I used to very religious, but I found a belief in religion can’t hold up to any real test. Of course, there are people out there who have been tested in ways that I can’t imagine, and I respect them greatly for going on. But, I would still argue if they actually believe in religion rather than just claim to, then their faith in that belief itself has never been tested enough. Furthermore, let’s not confuse a faith in life with a faith in religion or a faith in goodwill, etc. I can believe that some people have an indomitable will to live, I just don’t think a faith in religion and goodwill can hold up to all of life’s tests.
Nonetheless, I think faith in religion and goodwill is just fine if one can manage to hold them. My question is; when is a good idea to teach others these things? I grew up hearing that my family’s church was true and no other. I had an active imagination, but not enough of one to imagine the afterlife they described to me. Nonetheless, I would have been willing to take their word for it, but I knew there were people all over the country just like us except with a different religion. It was beyond my comprehension at the time that I would be so lucky to be born into a family that happened to have the right one.

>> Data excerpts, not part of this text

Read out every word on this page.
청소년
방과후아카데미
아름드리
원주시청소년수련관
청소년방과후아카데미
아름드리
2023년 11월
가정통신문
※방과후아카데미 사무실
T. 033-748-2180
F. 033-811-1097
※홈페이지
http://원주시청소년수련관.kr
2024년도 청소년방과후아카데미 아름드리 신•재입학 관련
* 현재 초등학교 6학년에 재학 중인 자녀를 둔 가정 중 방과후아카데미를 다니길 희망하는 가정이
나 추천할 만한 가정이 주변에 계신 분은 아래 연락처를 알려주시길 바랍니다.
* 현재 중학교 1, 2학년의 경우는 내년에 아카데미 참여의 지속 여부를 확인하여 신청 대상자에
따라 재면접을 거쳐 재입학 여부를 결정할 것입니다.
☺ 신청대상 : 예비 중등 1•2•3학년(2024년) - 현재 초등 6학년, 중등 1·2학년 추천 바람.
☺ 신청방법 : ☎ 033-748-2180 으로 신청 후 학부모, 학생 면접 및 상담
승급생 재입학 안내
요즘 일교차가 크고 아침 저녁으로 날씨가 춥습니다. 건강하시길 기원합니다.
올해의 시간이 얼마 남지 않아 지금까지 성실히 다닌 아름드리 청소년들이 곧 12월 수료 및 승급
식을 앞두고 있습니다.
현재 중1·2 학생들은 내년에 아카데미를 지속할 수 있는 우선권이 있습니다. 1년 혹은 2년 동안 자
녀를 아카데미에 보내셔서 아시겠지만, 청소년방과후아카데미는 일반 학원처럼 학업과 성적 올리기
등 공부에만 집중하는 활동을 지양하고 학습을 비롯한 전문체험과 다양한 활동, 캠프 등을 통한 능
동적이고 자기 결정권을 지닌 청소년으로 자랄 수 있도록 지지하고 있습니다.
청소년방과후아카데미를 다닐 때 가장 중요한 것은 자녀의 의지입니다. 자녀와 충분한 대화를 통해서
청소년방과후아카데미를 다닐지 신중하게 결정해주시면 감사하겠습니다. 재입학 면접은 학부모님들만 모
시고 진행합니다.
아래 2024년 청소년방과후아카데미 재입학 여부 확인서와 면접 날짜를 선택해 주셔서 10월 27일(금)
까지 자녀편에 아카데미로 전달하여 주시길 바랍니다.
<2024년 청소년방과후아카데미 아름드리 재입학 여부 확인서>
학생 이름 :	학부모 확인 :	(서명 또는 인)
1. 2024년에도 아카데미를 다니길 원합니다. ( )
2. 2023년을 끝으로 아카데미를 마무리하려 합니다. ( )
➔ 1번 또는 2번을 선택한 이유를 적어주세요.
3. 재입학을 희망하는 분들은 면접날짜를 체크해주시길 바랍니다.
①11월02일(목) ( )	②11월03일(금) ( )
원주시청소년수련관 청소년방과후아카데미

So I grew up with no real faith. But, I did get something very significant out of all they were teaching me. While I didn’t believe them when they said, “this is the way things are”, I did believe that things had to be a certain way, and when I found it I would know because the people living by that belief would "stand outside the crowd. Imagine how wasteful 10 years of looking for buried treasure that never existed would be, and you will know how wasteful looking for objective truth is.
I believe if I was never taught religion as if it was a fact rather than only a way of life, I would never have been so delusional. My argument is that in a closed culture people can teach a religion and have some luck of keeping it, and actually having it be a positive part of their life. In an open culture it is near impossible. Those who have it good from the start can just casually keep their family’s religion like an old photo album they never look at or throw it out like a pet rat they’ve grown tired of. Most people who are raised in religion, whether they always claim to be religious, made a pretense at atheism early on or are somewhere in-between, are set up for a life of doubt, indecisiveness and guilt.
So in an open culture I don’t think it is ever a good idea to teach religion as an objective fact. Telling someone to believe in the face of the glaringly obvious inconsistencies of religion that one sees where ever they look is as bad as telling someone to play through the pain. Religion, if taught at all, should be taught based on new methods. Can you believe people are teaching religion the same way in modern society as they did in the Stone Age, where everyone had to worship the same?